Une figure récurrente
Tous les idéologues et figures morales du parti, notamment Mohamed Yatim qui était jusqu’à mercredi ministre de l’Emploi, ont ainsi peu à peu été écartées. Seul reste Mustapha Ramid, ministre d’État chargé des Droits de l’homme et des Relations avec le Parlement, dernier "garant du contenu idéologique du gouvernement", selon Mohamed Tozy.

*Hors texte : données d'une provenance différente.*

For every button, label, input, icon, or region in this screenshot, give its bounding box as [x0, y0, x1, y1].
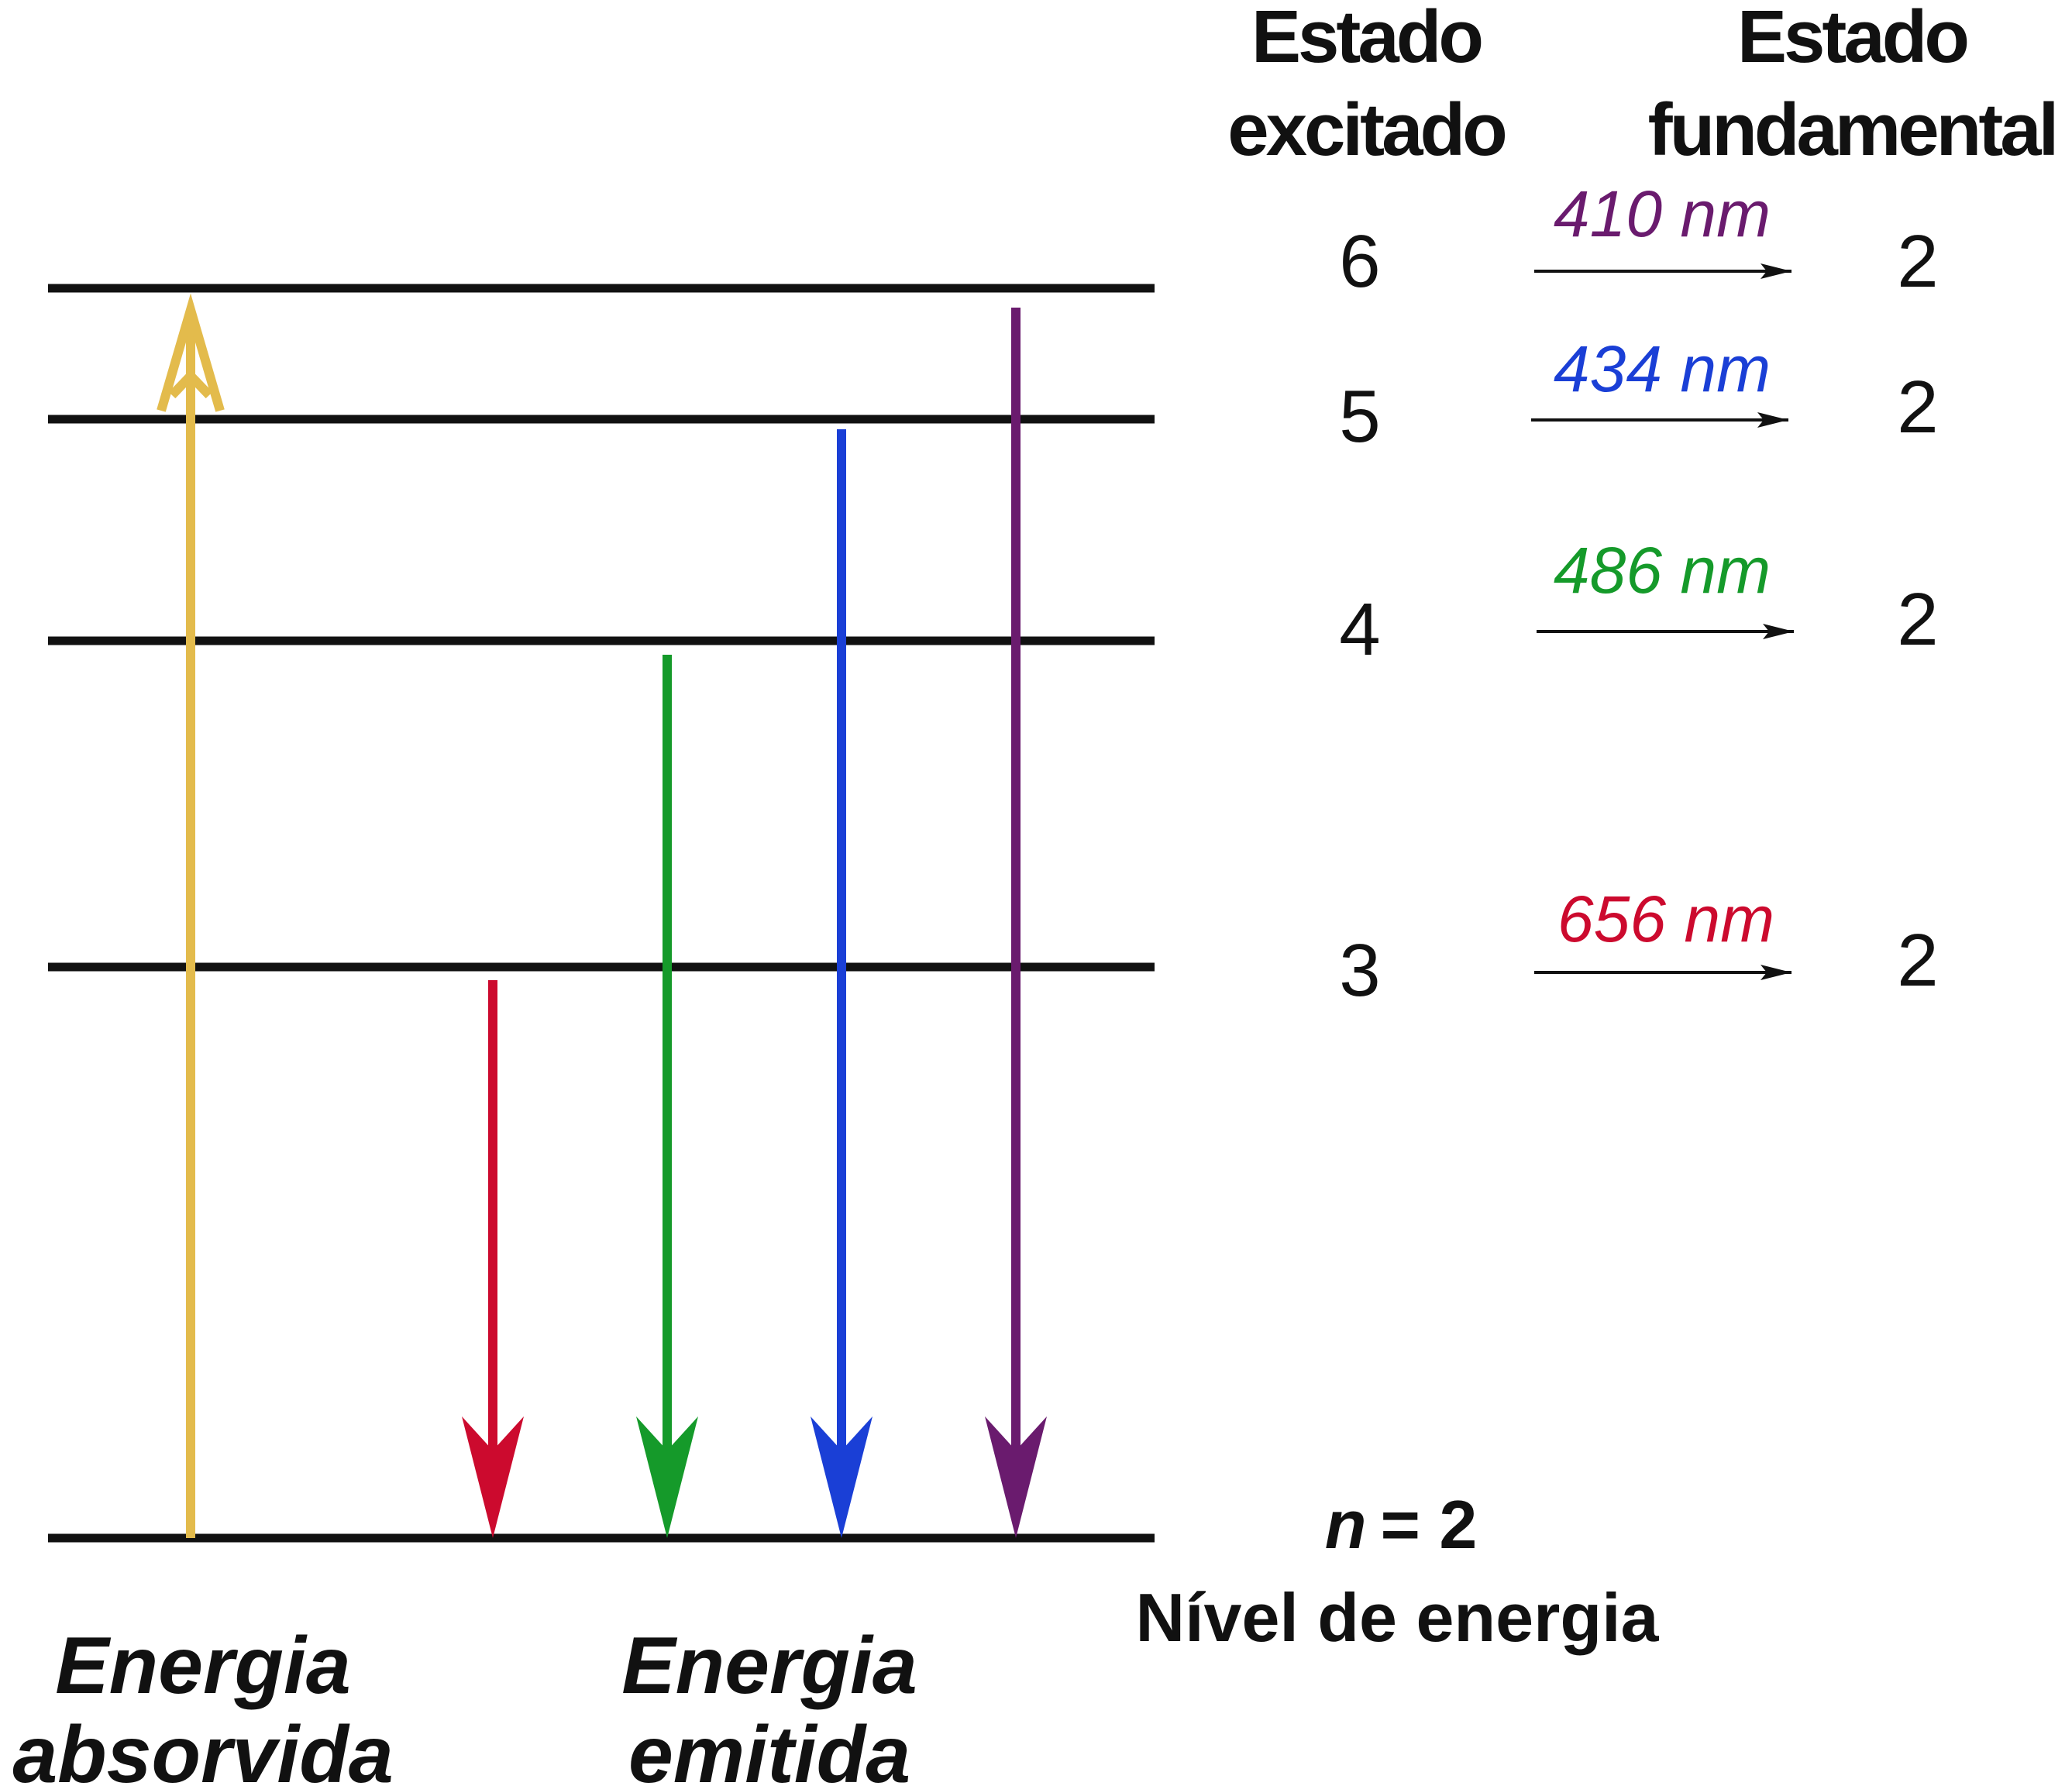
ground-level-label: n = 2: [1325, 1486, 1478, 1563]
ground-level-5-row: 2: [1897, 366, 1938, 449]
emission-arrow-410: [985, 308, 1047, 1538]
wavelength-486-label: 486 nm: [1554, 534, 1771, 607]
transition-row-4: 4 486 nm 2: [1339, 534, 1938, 671]
excited-level-5: 5: [1339, 375, 1380, 458]
ground-level-4-row: 2: [1897, 578, 1938, 661]
transition-row-3: 3 656 nm 2: [1339, 883, 1938, 1012]
energy-level-lines: [48, 284, 1155, 1543]
emission-arrow-434-head: [811, 1416, 873, 1538]
emission-arrows: [462, 308, 1047, 1538]
excited-state-header-line2: excitado: [1227, 88, 1505, 171]
emission-arrow-486-head: [636, 1416, 698, 1538]
excited-state-header-line1: Estado: [1251, 0, 1481, 78]
absorption-arrow: [157, 293, 225, 1538]
absorption-arrowhead-outer: [157, 293, 225, 412]
wavelength-410-label: 410 nm: [1554, 177, 1771, 250]
wavelength-656-label: 656 nm: [1557, 883, 1774, 955]
absorbed-energy-label-line2: absorvida: [12, 1710, 393, 1786]
emission-arrow-656-head: [462, 1416, 524, 1538]
wavelength-434-label: 434 nm: [1554, 332, 1771, 405]
absorbed-energy-label-line1: Energia: [55, 1621, 350, 1711]
excited-level-6: 6: [1339, 220, 1380, 303]
emission-arrow-486: [636, 655, 698, 1538]
emission-arrow-656: [462, 980, 524, 1538]
n-value: = 2: [1380, 1486, 1477, 1563]
emission-arrow-434: [811, 429, 873, 1538]
excited-level-4: 4: [1339, 588, 1380, 671]
transition-row-5: 5 434 nm 2: [1339, 332, 1938, 458]
excited-level-3: 3: [1339, 929, 1380, 1012]
emitted-energy-label-line2: emitida: [628, 1710, 910, 1786]
ground-level-3-row: 2: [1897, 919, 1938, 1002]
energy-level-caption: Nível de energia: [1136, 1579, 1660, 1656]
absorption-arrowhead-inner: [168, 369, 213, 399]
n-symbol: n: [1325, 1486, 1367, 1563]
emission-arrow-410-head: [985, 1416, 1047, 1538]
emitted-energy-label-line1: Energia: [621, 1621, 917, 1711]
ground-level-6-row: 2: [1897, 220, 1938, 303]
transition-row-6: 6 410 nm 2: [1339, 177, 1938, 303]
ground-state-header-line2: fundamental: [1648, 88, 2057, 171]
ground-state-header-line1: Estado: [1737, 0, 1967, 78]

Bien au-delà des affaires internes du PJD, la question de la compétence - et de l’incompétence - des responsables politiques et le recours à la figure du technocrate sont récurrents au Maroc. En réaction aux virulentes manifestations contestataires du Hirak d’Al Hoceima en 2016, le Roi avait déjà limogé en octobre 2017 quatre ministres, le directeur d’un établissement public et exclu cinq personnalités politiques de toute nouvelle responsabilité. Il les tenait en effet responsables de la mauvaise exécution du plan de développement d’Al Hoceima "Manarat Al Moutawassit", qu’il avait lui-même lancé deux ans plus tôt.
"Il y a une séparation assez nette entre le Palais, qui décide, d’une part, et les élus et le gouvernement, qui exécutent, d’autre part, expliquait alors Jean Noël Ferrié, directeur de Sciences Po Rabat. Or l’incitation à mettre en œuvre activement ‘les hautes orientations royales’ est d’autant plus faible que les ministres savent bien que si ces politiques réussissent, ce n’est pas eux mais l’action du Roi que l’on saluera. En revanche, si elles échouent, ils en seront tenus pour responsables, comme ce fut le cas à l’automne."
Un nouveau souffle à l’action publique
La formation du nouveau gouvernement répondrait dès lors surtout à une exigence de réforme et d’action émanant de l’opinion publique marocaine. Après vingt ans de règne, le Roi est ainsi en train d’impulser la formation d’un nouveau modèle de développement et tente de redonner un nouveau souffle à l’action publique. "Dans un tel contexte, le Roi est obligé de sortir [directement sur la scène publique pour intervenir] parce que le gouvernement se contente un peu trop bien du rôle d’exécutant qui lui est dévolu. Le Roi préférerait certainement un gouvernement plus actif et qui assume sa politique", estime-t-il.
En d’autres termes, le Roi préférerait un gouvernement qui joue son rôle de tampon entre la colère populaire et lui. "La monarchie s’est effectivement imposée en tant qu’acteur central au fil des années", expliquait Mounia Bennani Chraïb, politologue et directrice de l’Institut d’études politiques et internationales de la Faculté des sciences sociales et politiques de l’Université de Lausanne en avril 2018, "mais, du même coup, face à la protestation qui ne cesse de se diffuser le Roi est nu".